L’altro giorno la Camera dei Deputati ha approvato in via definitiva la legge sul whistleblowing. Si tratta di un dispositivo introdotto a tutela di quei dipendenti che segnalano una possibile frode, un pericolo o un altro serio rischio che possa danneggiare clienti, colleghi, azionisti, il pubblico o la stessa reputazione dell’impresa. Letteralmente whistleblowing corrisponde all’azione di “soffiare il fischietto” e si può tradurre in “denuncia” (sul posto di lavoro).
La legge è valida sia per il settore privato che per quello pubblico.
La segnalazione del comportamento presumibilmente illecito del collega o del superiore mette al riparo il dipendente che lancia l’allarme su una falsa comunicazione sociale, un danno, una negligenza e reati ben più gravi.
Tra gli altri ne ha dato notizia l’Ansa, con un lancio dal titolo: “Whistleblowing: Camera, ok definitivo alla legge”.
Manco a dirlo la legge in Italia arriva con un certo ritardo.
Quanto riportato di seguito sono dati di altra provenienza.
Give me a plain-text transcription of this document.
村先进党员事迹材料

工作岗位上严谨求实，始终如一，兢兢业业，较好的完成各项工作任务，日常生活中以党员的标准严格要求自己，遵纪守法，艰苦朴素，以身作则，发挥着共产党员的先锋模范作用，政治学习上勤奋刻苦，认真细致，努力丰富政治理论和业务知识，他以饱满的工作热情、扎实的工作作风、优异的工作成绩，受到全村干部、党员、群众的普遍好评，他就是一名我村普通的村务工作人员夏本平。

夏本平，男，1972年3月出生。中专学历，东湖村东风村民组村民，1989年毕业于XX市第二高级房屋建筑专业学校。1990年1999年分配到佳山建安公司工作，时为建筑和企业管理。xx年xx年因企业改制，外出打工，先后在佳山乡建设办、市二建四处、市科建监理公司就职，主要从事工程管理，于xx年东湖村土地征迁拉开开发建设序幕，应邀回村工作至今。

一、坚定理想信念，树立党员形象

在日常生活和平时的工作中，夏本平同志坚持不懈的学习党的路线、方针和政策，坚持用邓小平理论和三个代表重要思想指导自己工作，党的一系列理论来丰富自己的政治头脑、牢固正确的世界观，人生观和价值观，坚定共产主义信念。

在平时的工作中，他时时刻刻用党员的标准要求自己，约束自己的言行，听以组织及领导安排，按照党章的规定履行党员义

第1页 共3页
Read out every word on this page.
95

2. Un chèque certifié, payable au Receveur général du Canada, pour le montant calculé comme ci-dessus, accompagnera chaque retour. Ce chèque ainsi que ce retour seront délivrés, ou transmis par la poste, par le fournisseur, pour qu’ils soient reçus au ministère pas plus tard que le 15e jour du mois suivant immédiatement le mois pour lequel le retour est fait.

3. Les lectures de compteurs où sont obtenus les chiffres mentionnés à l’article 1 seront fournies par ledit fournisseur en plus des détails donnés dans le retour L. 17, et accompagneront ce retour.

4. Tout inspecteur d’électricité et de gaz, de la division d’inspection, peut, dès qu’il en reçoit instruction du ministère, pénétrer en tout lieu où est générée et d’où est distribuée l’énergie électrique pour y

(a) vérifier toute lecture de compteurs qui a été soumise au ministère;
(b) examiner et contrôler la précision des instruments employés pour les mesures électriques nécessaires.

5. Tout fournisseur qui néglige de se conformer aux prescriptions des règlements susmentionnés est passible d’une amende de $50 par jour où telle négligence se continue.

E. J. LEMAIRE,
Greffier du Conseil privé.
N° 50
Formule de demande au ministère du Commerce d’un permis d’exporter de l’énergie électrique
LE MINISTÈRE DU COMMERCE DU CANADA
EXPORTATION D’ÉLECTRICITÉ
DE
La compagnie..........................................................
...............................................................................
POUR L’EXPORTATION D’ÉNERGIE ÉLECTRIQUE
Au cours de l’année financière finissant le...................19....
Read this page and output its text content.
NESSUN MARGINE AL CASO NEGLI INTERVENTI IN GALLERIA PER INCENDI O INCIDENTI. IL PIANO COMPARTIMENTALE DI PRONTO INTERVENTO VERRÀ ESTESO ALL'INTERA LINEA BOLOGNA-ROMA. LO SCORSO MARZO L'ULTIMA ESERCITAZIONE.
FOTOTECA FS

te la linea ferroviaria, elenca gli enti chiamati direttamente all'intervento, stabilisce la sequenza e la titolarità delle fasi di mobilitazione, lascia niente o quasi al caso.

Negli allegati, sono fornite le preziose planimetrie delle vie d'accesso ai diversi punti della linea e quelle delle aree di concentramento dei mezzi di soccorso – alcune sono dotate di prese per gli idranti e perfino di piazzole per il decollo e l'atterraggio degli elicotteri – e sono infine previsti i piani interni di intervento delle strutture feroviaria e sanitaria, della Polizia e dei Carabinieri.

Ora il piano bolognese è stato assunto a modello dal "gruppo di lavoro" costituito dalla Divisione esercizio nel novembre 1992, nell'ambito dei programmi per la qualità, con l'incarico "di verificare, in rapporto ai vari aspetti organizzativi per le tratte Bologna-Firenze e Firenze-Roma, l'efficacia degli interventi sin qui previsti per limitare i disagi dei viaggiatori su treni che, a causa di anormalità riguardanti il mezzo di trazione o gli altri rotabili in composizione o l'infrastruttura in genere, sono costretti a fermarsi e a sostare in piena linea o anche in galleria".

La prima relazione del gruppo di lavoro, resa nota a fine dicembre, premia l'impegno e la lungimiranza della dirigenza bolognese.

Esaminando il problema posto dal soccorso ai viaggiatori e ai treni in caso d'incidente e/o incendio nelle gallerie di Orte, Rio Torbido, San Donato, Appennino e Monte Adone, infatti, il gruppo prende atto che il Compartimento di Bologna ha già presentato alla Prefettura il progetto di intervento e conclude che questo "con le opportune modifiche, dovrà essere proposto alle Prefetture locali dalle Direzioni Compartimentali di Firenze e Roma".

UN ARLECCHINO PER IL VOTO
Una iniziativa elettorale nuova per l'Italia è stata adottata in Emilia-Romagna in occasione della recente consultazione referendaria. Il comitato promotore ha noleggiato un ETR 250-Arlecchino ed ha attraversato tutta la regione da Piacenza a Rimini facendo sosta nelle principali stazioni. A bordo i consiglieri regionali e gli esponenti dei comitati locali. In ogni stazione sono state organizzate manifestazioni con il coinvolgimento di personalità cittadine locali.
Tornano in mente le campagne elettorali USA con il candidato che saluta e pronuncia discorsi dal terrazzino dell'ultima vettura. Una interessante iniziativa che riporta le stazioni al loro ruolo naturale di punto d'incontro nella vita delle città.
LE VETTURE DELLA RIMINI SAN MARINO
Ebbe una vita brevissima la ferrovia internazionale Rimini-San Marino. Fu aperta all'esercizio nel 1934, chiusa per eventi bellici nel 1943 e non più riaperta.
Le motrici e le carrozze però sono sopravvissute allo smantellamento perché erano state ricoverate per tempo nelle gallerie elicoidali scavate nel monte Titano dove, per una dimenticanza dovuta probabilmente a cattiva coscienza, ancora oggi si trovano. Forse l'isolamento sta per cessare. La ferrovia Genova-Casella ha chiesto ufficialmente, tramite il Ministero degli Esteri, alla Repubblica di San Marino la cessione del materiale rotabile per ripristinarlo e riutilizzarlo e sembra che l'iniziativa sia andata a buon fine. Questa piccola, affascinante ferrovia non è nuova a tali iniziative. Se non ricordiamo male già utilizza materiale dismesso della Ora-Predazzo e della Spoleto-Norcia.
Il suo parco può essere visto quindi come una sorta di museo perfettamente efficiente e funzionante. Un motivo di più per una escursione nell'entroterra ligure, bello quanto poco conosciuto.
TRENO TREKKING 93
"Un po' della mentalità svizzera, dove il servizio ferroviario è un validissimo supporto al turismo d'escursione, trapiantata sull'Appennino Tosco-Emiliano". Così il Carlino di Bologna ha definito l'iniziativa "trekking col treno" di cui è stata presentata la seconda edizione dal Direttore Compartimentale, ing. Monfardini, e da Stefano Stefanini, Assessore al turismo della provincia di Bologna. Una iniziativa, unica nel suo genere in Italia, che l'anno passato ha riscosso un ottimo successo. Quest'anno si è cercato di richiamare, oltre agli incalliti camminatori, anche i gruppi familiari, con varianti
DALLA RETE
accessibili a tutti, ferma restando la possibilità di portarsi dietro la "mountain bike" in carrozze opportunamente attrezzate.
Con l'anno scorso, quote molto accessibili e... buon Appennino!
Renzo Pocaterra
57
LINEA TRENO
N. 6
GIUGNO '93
Nata negli Stati Uniti addirittura 150 anni fa, seppure in un ambito circoscritto, oltreoceano la legge ha trovato l’attuale conformazione nel 1989.
C’è da chiedersi, legittimamente, se fosse stata introdotta anche da noi trent’anni fa tanti problemi ai risparmiatori, alle famiglie, alle imprese e al sistema bancario sarebbero stati evitati?